The country’s two largest home improvement chains, The Home Depot Inc. (NYSE: HD) and Lowe’s Companies Inc. (NYSE: LOW) report earnings tomorrow and Wednesday, respectively. The late season wintry weather is likely to weigh on results at both stores, even though both are also expected to get a little lift from rebuilding following Hurricane Sandy. The weight, though, appears to be too heavy for the lift.
Home Depot is expected to post earnings per share (EPS) of $0.77 on revenues of $18.69 billion. The consensus estimates for Lowe’s call for EPS of $0.51 on revenues of $13.45 billion. The EPS for Home Depot is unchanged in the last three months, while the estimated EPS for Lowe’s has dropped by a penny.

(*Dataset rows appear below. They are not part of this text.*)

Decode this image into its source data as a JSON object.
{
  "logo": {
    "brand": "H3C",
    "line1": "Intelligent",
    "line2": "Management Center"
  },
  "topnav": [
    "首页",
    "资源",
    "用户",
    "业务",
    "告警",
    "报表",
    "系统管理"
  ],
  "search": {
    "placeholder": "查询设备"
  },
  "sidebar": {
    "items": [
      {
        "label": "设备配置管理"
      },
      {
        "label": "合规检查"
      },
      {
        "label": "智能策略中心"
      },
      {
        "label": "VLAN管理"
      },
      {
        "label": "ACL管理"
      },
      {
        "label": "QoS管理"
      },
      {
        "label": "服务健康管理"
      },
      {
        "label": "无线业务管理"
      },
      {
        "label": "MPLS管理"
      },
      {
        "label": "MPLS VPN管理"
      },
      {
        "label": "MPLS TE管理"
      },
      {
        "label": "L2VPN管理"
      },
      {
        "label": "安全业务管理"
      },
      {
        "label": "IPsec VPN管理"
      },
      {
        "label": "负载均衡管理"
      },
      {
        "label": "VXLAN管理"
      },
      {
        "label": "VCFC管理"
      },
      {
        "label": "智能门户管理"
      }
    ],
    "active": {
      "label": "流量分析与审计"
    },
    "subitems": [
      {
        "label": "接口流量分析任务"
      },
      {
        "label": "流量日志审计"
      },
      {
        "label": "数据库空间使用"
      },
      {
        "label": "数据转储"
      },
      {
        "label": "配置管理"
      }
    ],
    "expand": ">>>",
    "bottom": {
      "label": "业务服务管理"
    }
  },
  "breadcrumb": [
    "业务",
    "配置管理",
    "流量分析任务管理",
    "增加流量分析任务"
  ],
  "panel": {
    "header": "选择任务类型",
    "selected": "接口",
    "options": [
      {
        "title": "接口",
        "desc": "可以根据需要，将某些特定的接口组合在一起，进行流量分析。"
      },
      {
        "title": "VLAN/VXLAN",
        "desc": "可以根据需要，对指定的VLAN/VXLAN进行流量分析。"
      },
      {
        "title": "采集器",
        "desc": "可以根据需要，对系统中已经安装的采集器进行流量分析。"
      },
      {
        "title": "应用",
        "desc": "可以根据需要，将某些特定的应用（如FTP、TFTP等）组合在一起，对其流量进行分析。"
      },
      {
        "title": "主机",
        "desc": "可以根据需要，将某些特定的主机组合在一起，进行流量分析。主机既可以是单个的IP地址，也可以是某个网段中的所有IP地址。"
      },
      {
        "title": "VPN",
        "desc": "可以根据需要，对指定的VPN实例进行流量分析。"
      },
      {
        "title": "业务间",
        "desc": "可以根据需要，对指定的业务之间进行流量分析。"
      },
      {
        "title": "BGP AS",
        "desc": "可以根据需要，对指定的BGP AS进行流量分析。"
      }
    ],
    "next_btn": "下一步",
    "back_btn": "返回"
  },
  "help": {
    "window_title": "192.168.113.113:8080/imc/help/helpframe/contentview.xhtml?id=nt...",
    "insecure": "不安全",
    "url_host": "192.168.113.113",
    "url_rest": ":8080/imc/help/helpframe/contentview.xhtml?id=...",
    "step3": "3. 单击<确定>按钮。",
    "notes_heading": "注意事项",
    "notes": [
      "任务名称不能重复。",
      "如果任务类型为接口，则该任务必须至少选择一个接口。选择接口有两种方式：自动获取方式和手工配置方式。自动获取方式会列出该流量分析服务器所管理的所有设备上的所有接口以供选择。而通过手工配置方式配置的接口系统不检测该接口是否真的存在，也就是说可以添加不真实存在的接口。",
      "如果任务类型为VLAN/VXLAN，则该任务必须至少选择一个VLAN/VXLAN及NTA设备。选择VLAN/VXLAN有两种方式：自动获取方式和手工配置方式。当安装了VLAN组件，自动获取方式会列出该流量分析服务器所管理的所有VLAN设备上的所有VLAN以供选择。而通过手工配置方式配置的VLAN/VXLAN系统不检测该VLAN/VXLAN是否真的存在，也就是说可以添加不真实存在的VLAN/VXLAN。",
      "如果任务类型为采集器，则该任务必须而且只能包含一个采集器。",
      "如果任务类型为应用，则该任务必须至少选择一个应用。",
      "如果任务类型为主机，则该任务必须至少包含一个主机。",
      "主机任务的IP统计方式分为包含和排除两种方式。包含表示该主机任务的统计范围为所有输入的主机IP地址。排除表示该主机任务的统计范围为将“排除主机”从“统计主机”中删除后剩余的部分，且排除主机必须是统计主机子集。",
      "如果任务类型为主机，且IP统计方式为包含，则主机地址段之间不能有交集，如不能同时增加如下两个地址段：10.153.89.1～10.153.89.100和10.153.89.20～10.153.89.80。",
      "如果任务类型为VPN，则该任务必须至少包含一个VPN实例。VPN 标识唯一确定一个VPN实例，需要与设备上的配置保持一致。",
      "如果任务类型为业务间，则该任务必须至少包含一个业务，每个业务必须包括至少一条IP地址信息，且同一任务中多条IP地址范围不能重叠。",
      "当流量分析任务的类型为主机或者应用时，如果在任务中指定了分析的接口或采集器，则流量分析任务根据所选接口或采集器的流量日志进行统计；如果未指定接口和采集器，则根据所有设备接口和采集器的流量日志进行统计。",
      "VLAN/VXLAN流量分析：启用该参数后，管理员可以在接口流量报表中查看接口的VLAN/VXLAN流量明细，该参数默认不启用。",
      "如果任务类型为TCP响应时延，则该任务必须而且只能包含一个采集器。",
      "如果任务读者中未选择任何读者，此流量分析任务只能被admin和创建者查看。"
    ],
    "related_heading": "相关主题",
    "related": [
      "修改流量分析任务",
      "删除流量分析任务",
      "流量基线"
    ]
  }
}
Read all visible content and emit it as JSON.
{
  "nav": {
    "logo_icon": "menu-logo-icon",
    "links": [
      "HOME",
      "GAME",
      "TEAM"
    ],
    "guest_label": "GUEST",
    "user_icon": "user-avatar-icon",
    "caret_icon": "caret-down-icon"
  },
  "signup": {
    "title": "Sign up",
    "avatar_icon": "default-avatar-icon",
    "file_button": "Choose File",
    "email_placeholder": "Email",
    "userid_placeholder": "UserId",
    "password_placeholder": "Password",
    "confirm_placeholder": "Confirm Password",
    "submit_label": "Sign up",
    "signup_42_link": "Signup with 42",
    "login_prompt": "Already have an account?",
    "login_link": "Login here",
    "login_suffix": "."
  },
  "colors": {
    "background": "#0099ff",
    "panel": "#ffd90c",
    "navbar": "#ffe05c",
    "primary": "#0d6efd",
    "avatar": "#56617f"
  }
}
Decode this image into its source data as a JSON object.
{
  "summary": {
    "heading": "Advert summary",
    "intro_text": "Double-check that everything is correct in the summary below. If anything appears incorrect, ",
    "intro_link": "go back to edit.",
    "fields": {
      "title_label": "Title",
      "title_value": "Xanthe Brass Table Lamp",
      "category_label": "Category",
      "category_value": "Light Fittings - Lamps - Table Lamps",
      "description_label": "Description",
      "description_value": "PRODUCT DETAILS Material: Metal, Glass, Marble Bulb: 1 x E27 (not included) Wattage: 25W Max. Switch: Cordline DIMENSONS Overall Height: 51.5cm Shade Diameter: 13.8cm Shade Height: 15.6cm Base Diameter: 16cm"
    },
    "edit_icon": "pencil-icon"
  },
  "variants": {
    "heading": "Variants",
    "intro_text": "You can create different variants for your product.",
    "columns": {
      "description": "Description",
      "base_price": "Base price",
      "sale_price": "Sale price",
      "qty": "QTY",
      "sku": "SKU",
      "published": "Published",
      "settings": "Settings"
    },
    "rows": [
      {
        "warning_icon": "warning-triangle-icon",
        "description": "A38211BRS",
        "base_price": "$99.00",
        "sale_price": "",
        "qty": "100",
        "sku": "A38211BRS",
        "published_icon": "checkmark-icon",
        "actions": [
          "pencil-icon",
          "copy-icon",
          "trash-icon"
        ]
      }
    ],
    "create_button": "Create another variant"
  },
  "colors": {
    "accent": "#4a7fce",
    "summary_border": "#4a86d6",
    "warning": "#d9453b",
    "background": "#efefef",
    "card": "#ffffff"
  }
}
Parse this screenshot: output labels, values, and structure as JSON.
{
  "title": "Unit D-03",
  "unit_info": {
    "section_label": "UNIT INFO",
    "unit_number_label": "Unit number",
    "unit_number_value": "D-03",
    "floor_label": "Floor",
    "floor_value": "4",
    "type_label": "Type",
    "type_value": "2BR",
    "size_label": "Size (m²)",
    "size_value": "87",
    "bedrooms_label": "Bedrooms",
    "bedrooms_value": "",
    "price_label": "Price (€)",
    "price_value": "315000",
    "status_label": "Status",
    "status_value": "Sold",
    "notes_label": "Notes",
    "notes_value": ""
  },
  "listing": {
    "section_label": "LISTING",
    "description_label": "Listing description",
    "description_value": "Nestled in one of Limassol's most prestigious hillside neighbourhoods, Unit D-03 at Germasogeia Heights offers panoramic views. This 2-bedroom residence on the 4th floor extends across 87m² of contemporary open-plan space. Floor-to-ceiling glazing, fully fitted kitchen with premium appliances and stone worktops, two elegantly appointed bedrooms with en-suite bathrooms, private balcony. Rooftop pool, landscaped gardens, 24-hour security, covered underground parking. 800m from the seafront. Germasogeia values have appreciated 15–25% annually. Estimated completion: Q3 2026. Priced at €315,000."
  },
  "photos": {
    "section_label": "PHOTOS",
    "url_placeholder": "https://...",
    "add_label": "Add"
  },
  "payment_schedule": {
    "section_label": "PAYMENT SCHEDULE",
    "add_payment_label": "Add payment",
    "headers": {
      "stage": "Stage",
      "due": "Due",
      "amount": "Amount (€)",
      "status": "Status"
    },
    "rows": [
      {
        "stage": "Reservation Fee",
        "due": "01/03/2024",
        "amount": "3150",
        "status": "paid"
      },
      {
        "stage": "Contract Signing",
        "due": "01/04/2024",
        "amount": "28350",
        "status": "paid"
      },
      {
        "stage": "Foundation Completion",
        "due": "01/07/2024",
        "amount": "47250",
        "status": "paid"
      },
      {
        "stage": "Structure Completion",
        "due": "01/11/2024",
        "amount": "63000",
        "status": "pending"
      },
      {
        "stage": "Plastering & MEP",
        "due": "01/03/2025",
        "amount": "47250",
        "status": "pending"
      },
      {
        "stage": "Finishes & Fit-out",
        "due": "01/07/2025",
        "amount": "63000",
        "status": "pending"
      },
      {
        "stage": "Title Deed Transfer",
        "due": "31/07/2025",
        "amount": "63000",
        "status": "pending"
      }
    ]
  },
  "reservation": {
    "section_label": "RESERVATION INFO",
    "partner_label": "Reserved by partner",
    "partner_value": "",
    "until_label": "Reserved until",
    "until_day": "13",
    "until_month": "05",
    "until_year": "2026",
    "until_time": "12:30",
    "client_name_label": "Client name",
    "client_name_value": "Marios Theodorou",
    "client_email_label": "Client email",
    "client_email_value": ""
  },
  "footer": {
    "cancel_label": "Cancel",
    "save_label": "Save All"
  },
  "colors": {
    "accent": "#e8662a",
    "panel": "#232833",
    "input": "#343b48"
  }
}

Many retailers ran into weather-related headwinds in the first quarter. Just last week, Nordstrom Inc. (NYSE: JWN), Stage Stores Inc. (NYSE: SSI), and Macy’s Inc. (NYSE: M) all cited colder weather as an anchor on traffic and sales.
For the home improvement stores, sales of remodeling and lawn and garden products were slower. The lower number of housing starts in April may also be a factor, but the big drop last month was almost entirely due to a slowdown in construction starts on apartment buildings.
Shares of Home Depot stock are down about 0.3% at $76.65 in a 52-week range of $46.37 to $78.54.
Lowe’s shares are down about 0.5% at $42.47 in a 52-week range of $24.76 to $43.55.